Novembre-décembre 2023

 

 

Éric Chassefière : La part silencieuse

Éditions Alcyone – Collection Surya, février 2023 (94 p., 20 €)

 

Note de lecture par Dana Shishmanian

 

(*)

 

Photo de l’auteur (p. 3 du recueil)

 

 

Après Déambulations du sable (2016), Échos du vent à ma fenêtre (2018), et L’arbre chante (2021), La part silencieuse est le quatrième recueil publié par Éric Chassefière aux éditions Alcyone dirigées par Sylvaine Arabo, dont les livres exquis sont aussi de beaux objets graphiques, imprimés sur un papier soyeux et ferme telle qu’on suppose être la peau du poème.

Ce recueil – distingué avec le Prix de poésie bourguignon Marie Noël 2023 (60e édition) – apporte me semble-t-il, dans l’œuvre poétique aussi riche qu’envoûtante d’Éric Chassefière (quelques 40 recueils), une plus vive attention à l’immédiateté de la perception, du geste, de l’instant unique et volage dont la parole surprend la fulgurance à l’encontre du temps, qui se dissout et se perd. On dirait que la musique tout comme la mémoire, bien qu’apparemment de la nature du successif, du « narratif », du « linéaire », au lieu de s’étaler, de s’étioler, de s’agencer en dessins bi-dimensionnels, se mélangent au corps, aux choses et aux sensations présentes, créant une sorte de filasse plus ou moins épaisse, légère, évanescente, omni-pénétrante, sorte de cinquième élément – l’éther – qui contient tout être et est contenu en tout être, telle une sous-jacence qui est aussi, en permanence, un seuil de partage entre univers concomitants. On respire à travers on parle dedans et dehors on abolit les frontières spatio-temporelles car tout est présent simultanément ici et maintenant y compris nous-mêmes avec toutes nos histoires passées et futures et avec la musique qu’on écoute ou qu’on joue, les plantes à la fenêtre, l’air frais du matin, la lumière du couchant, le frémissement de l’arbre, la présence des êtres chers.

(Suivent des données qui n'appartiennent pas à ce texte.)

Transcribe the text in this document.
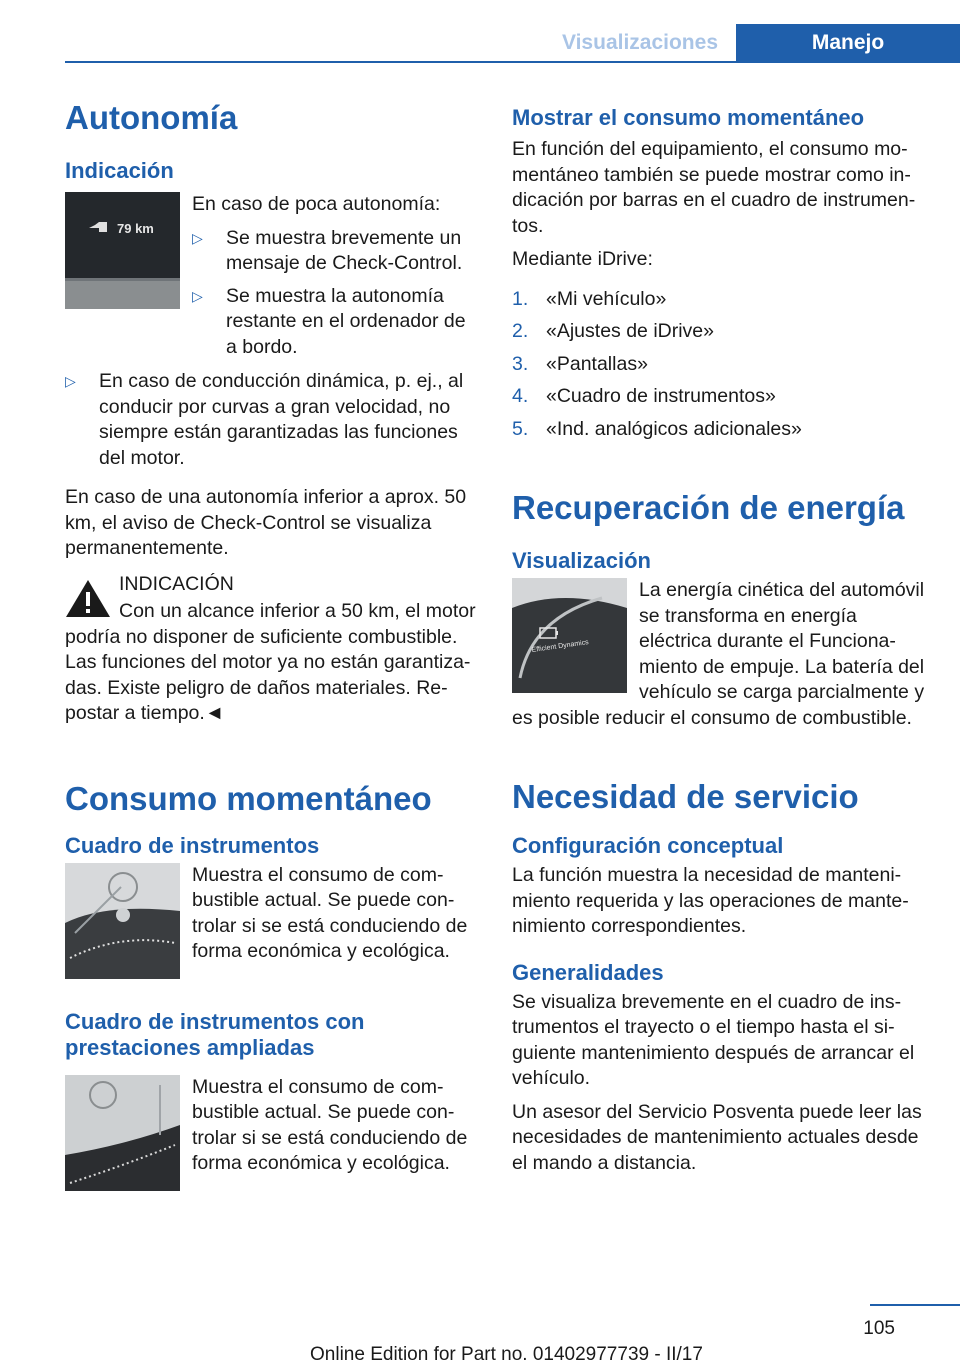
Visualizaciones	Manejo
Autonomía
Indicación
79 km

En caso de poca autonomía:

▷ Se muestra brevemente un mensaje de Check-Control.
▷ Se muestra la autonomía restante en el ordenador de a bordo.
▷ En caso de conducción dinámica, p. ej., al conducir por curvas a gran velocidad, no siempre están garantizadas las funciones del motor.

En caso de una autonomía inferior a aprox. 50 km, el aviso de Check-Control se visualiza permanentemente.

INDICACIÓN

Con un alcance inferior a 50 km, el motor podría no disponer de suficiente combustible. Las funciones del motor ya no están garantizadas. Existe peligro de daños materiales. Repostar a tiempo.◄

Consumo momentáneo
Cuadro de instrumentos

Muestra el consumo de combustible actual. Se puede controlar si se está conduciendo de forma económica y ecológica.

Cuadro de instrumentos con prestaciones ampliadas

Muestra el consumo de combustible actual. Se puede controlar si se está conduciendo de forma económica y ecológica.

Mostrar el consumo momentáneo

En función del equipamiento, el consumo momentáneo también se puede mostrar como indicación por barras en el cuadro de instrumentos.

Mediante iDrive:

1. «Mi vehículo»
2. «Ajustes de iDrive»
3. «Pantallas»
4. «Cuadro de instrumentos»
5. «Ind. analógicos adicionales»
Recuperación de energía
Visualización
Efficient Dynamics

La energía cinética del automóvil se transforma en energía eléctrica durante el Funcionamiento de empuje. La batería del vehículo se carga parcialmente y es posible reducir el consumo de combustible.

Necesidad de servicio
Configuración conceptual

La función muestra la necesidad de mantenimiento requerida y las operaciones de mantenimiento correspondientes.

Generalidades

Se visualiza brevemente en el cuadro de instrumentos el trayecto o el tiempo hasta el siguiente mantenimiento después de arrancar el vehículo.

Un asesor del Servicio Posventa puede leer las necesidades de mantenimiento actuales desde el mando a distancia.

105
Online Edition for Part no. 01402977739 - II/17
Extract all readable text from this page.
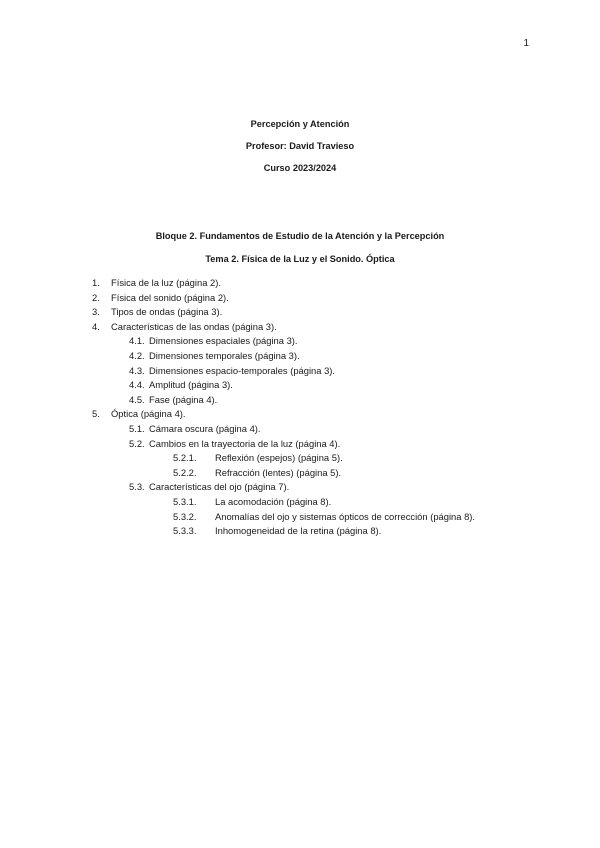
1
Percepción y Atención
Profesor: David Travieso
Curso 2023/2024
Bloque 2. Fundamentos de Estudio de la Atención y la Percepción
Tema 2. Física de la Luz y el Sonido. Óptica
1. Física de la luz (página 2).
2. Física del sonido (página 2).
3. Tipos de ondas (página 3).
4. Características de las ondas (página 3).
4.1. Dimensiones espaciales (página 3).
4.2. Dimensiones temporales (página 3).
4.3. Dimensiones espacio-temporales (página 3).
4.4. Amplitud (página 3).
4.5. Fase (página 4).
5. Óptica (página 4).
5.1. Cámara oscura (página 4).
5.2. Cambios en la trayectoria de la luz (página 4).
5.2.1. Reflexión (espejos) (página 5).
5.2.2. Refracción (lentes) (página 5).
5.3. Características del ojo (página 7).
5.3.1. La acomodación (página 8).
5.3.2. Anomalías del ojo y sistemas ópticos de corrección (página 8).
5.3.3. Inhomogeneidad de la retina (página 8).
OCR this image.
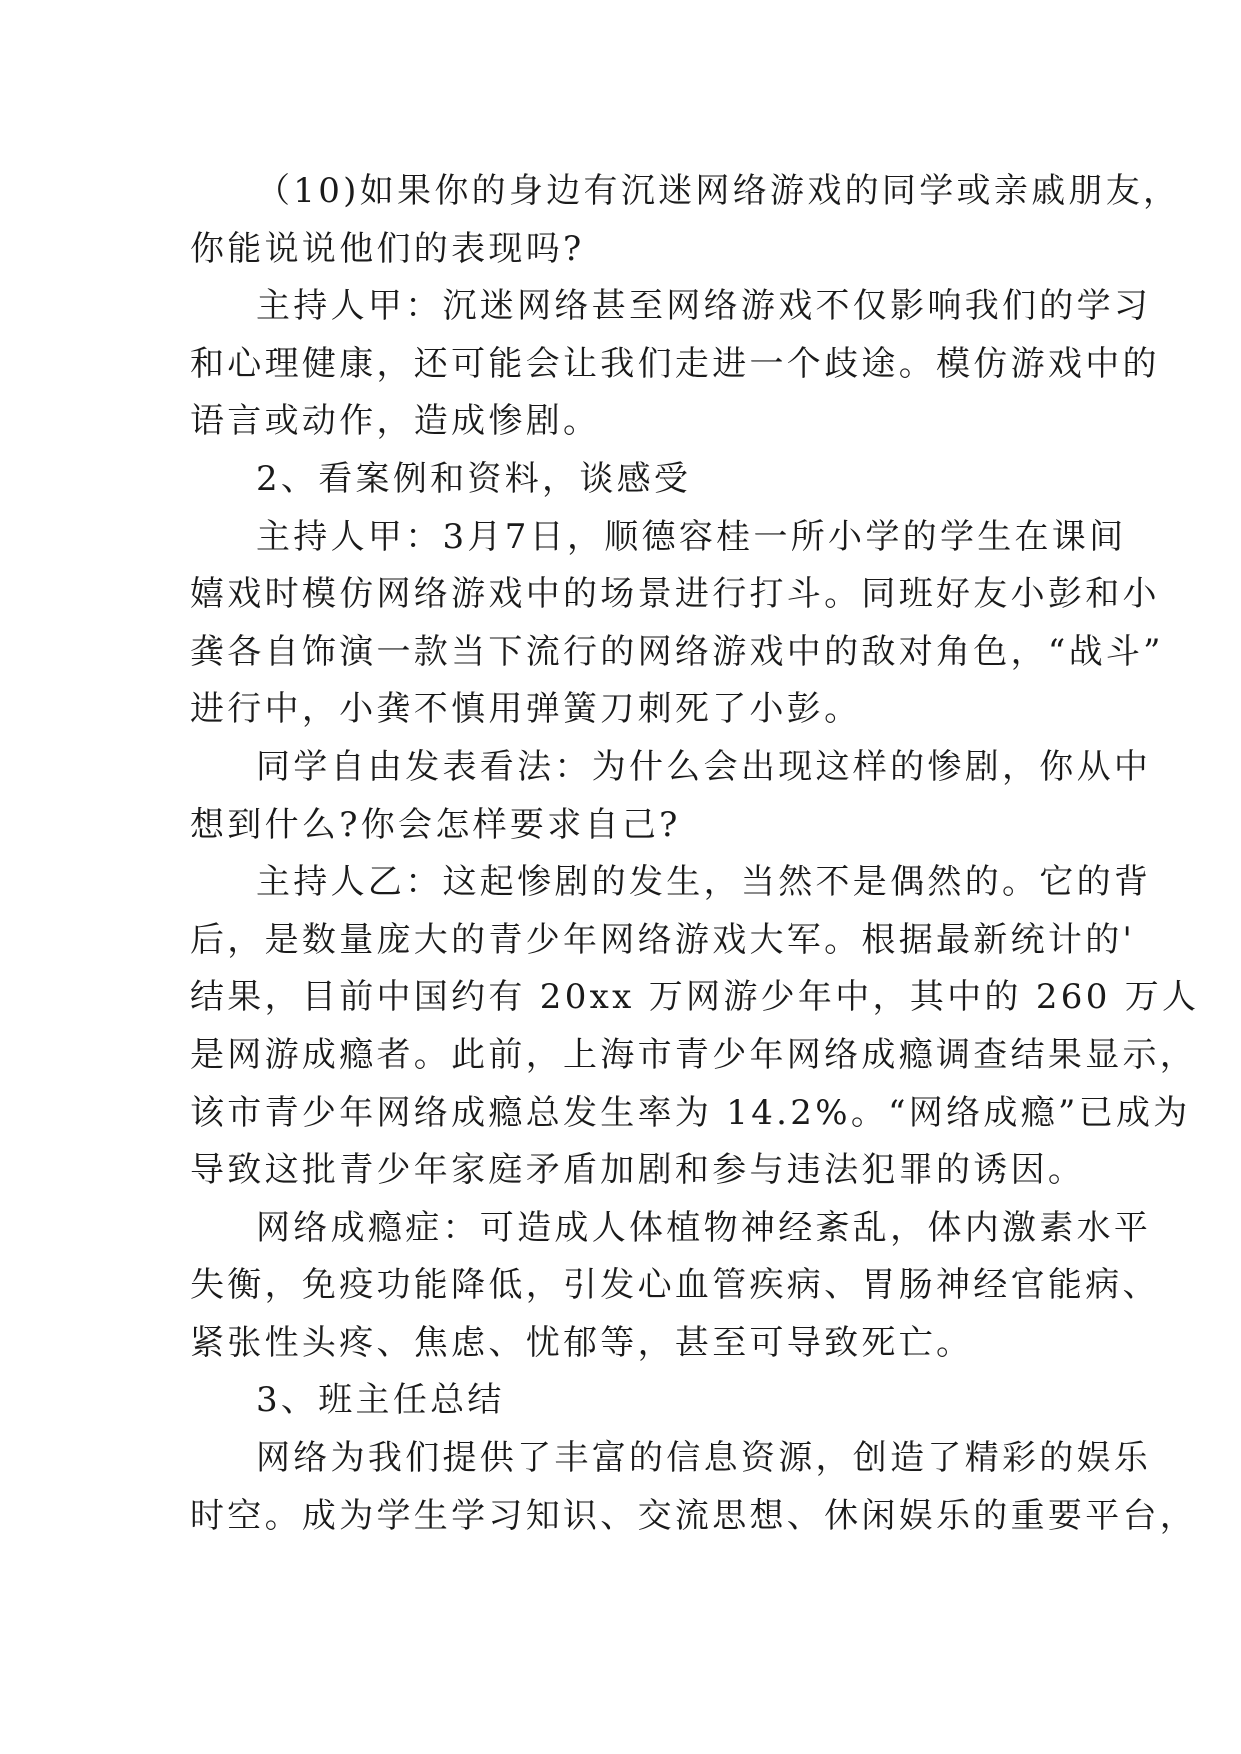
（10)如果你的身边有沉迷网络游戏的同学或亲戚朋友，
你能说说他们的表现吗?
主持人甲：沉迷网络甚至网络游戏不仅影响我们的学习
和心理健康，还可能会让我们走进一个歧途。模仿游戏中的
语言或动作，造成惨剧。
2、看案例和资料，谈感受
主持人甲：3月7日，顺德容桂一所小学的学生在课间
嬉戏时模仿网络游戏中的场景进行打斗。同班好友小彭和小
龚各自饰演一款当下流行的网络游戏中的敌对角色，“战斗”
进行中，小龚不慎用弹簧刀刺死了小彭。
同学自由发表看法：为什么会出现这样的惨剧，你从中
想到什么?你会怎样要求自己?
主持人乙：这起惨剧的发生，当然不是偶然的。它的背
后，是数量庞大的青少年网络游戏大军。根据最新统计的'
结果，目前中国约有 20xx 万网游少年中，其中的 260 万人
是网游成瘾者。此前，上海市青少年网络成瘾调查结果显示，
该市青少年网络成瘾总发生率为 14.2%。“网络成瘾”已成为
导致这批青少年家庭矛盾加剧和参与违法犯罪的诱因。
网络成瘾症：可造成人体植物神经紊乱，体内激素水平
失衡，免疫功能降低，引发心血管疾病、胃肠神经官能病、
紧张性头疼、焦虑、忧郁等，甚至可导致死亡。
3、班主任总结
网络为我们提供了丰富的信息资源，创造了精彩的娱乐
时空。成为学生学习知识、交流思想、休闲娱乐的重要平台，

Oui j’assume : c’est une critique « impressionniste » autrement dit, pour certains, ce n’est même pas de la critique… c’est au meilleur des cas une glose (sinon une paraphrase – ce contre quoi je protesterais vivement !). Pourtant, si l’on n’exprime pas ce qu’on ressent en lisant les poèmes d’un auteur, comment peut-on dire qu’on l’a vraiment lu ? L’analyse savante, pour moi, n’apporte rien sur l’essentiel de l’écriture poétique mais juste un inventaire d’accessoires considérés (à tort) comme outils décisifs d’un poète-artisan. Or, ce n’est pas ma vision des choses, ni en tant qu’auteur ni en tant que lecteur de poésie.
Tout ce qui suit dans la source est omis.